3 Steps to Unlock New Value from Personalization
 
  1. Consider integrating a CDP, like Twilio Segment, with your contact center to capture, synthesize, and activate first-party customer data, collected from your customers rather than third parties, for personalized interactions. Many contact center vendors offer open APIs to address the limitations of legacy CRM data. But the difference between Segment’s CDP and raw data feeds from open APIs is that Segment CDP distills data into “computed traits” about your customers (B2C) or accounts (B2B). Using this data to better understand and serve your customers will help your bottom line.
  2. Consider persistent threaded digital conversations for better context. Text messaging with friends and family has always been about the persistent thread. Why do digital contact center conversations have to be one-off? With persistent threads, both the customer and the agent benefit from visibility to prior interactions. The contact center bar has been too low for too long. Persistent threads can be achieved with Twilio Conversations.
  3. Use the same trained agent population to handle all channels, rather than some agents on phones, others on chat. Achieve this by consolidating channels into one contact center user interface. Interactions will be more personalized because when consumers migrate from one channel to another, they can stay with the same agent.
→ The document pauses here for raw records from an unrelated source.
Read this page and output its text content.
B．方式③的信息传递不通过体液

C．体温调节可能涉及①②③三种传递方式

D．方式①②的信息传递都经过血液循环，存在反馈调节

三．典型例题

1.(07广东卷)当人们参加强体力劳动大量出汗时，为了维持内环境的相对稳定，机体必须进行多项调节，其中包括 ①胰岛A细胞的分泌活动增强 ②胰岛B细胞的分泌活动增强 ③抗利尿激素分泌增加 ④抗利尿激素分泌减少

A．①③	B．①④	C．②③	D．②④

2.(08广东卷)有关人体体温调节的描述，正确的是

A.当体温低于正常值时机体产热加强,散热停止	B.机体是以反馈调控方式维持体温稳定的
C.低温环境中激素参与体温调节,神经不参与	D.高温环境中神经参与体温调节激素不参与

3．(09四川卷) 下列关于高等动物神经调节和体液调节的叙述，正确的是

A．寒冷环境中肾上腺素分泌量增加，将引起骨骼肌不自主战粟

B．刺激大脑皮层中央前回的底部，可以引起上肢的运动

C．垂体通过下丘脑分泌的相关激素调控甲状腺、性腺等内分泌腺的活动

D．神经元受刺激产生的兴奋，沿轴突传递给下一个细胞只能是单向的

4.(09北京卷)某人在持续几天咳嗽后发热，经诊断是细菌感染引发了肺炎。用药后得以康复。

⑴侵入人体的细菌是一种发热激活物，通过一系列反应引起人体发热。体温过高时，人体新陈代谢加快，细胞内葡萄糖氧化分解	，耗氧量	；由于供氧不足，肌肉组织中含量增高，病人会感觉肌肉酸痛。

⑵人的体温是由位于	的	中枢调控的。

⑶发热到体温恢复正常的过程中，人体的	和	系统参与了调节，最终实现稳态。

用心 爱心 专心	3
And all the training and tools made available to the agents will be available across all channels. Historically, companies have been poor at this: Only 24% of surveyed businesses say they are investing successfully in omni-channel personalization. The Twilio Flex programmable contact center platform has a single user interface for all channel types.
 
Getting to the cloud and adding digital channels is a great first step to modernizing your contact center. But you can’t stop there. By focusing on delivering more personalized interactions, your customers will reward you with repeat business and higher loyalty. Agent and customer satisfaction will go up as conversational messaging mirrors that of our personal text messaging experience. And the foundation will be in place for more proactive customer engagement across sales, marketing, and support functions.